How to combine multiple conditions with cypher

To determine which nodes are connected to specific multiple nodes
I created a Cypher like below

MATCH
(a:Label1{name:"test1"})--(b:Target),
(a:Label1{name:"test2"})--(b:Target)
RETURN a

If these conditions increase, it will become very complicated, but is there a description that summarizes it?

for example:

WITH["test1","test2] AS list1
MATCH p = (a:Label1)--(b:Target)
WHERE all(x IN nodes(p) WHERE a.name list1)
RETURN p

Just a note, your first query should not work, as you are reusing the variables 'a' and 'b' in your second match. When you match something like below, where I reused 'a', it is going to find the first node based on the first match and assigned bind it to variable 'a'. In the next line it is asking to find a node bound to variable 'a' (since it already exists) and has label "Label1" and name property "test2". The end result will be no match since the node bound to variable 'a' has a name property equal to 'test1'.

MATCH
(a:Label1{name:"test1"})
(a:Label1{name:"test2"})
RETURN a

Here is an example shown with labels. Here I create three nodes, one with label X, another with label Y, and another with both labels X and Y.

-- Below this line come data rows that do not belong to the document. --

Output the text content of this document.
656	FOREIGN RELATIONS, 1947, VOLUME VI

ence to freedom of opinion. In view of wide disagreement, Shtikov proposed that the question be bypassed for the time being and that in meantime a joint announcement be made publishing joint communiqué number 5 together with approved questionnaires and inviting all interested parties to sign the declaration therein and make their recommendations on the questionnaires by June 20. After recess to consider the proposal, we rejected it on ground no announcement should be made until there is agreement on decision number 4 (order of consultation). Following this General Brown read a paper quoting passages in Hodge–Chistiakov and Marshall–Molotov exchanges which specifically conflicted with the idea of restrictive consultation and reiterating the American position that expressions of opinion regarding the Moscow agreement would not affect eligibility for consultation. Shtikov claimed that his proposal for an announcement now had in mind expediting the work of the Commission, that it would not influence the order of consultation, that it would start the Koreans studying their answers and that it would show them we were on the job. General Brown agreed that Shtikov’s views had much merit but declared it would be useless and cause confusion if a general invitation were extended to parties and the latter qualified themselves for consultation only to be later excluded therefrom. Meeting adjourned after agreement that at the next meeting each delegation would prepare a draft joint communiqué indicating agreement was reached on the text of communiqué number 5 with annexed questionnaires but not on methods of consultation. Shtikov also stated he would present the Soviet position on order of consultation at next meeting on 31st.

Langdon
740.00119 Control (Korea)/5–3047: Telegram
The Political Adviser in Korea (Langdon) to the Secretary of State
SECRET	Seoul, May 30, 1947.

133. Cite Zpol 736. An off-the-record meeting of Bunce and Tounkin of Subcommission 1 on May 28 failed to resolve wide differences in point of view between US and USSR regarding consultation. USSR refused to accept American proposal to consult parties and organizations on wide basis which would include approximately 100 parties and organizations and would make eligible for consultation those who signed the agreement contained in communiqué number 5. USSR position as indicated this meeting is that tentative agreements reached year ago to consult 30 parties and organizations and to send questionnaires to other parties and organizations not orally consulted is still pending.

create(:X{id:0}),(:Y{id:1}),(:X:Y{id:2})

You see when I run the following query, the result if the node with both labels X and Y. That is because in the first match it found the node with label X and the node with labels X and Y. These nodes where bound to the variable 'n'. In the next match it looked for the nodes bound to 'n' that had a label 'Y'. The result is just the node with both labels.

Screen Shot 2024-01-30 at 8.46.19 AM

Screen Shot 2024-01-30 at 8.43.02 AM

In summary, when you reuse a bound variable, any new conditions are a refinement on the already found entity.

To correct the first query you need to assign each 'Label' entity to separate variables.

create(a1:Label1{name:"test1"}),(a2:Label1{name:"test2"})
create (a1)-[:HAS_TARGET]->(b:Target{id:1})
create (a2)-[:HAS_TARGET]->(b)

In your second query you are using the "all" list predicate on the list "nodes(p)". This is not necessary. Keep in mind that each pattern that match will return a row. As such, your match will produce a row for the "test1" node and a row for the "test2" node. These will be different values of 'p'. The function "node(p)" will return all the nodes along the path 'p'. This means nodes 'a' and 'b' for each of the two matches. Here is how I would refactor it.

with["test1","test2"] as list1
match p = (a:Label1)--(b:Target)
where a.name in list1
return p

What is happening here is that the match is producing rows for every Label1 node that exists in the db that is also related a Target. It then filters row-by-row to pass only the rows that have an 'a' node with a name property in the list. Keep in mind this query is not finding Label1 nodes that are related to the same Target node, as you had in your first query.

1 Like

thank you for reply,glilienfield
I was in a hurry and the first query was wrong.
The query I really wanted to write is below.

MATCH
(a{name:"test1"})--(b),
(a{name:"test2"})--(b)
RETURN b

I wanted to extract the data connected to both test1 and test2 nodes.
So the final query is OR(IN), which is not what you want.I'm very sorry

No worries. Glad you figured it out.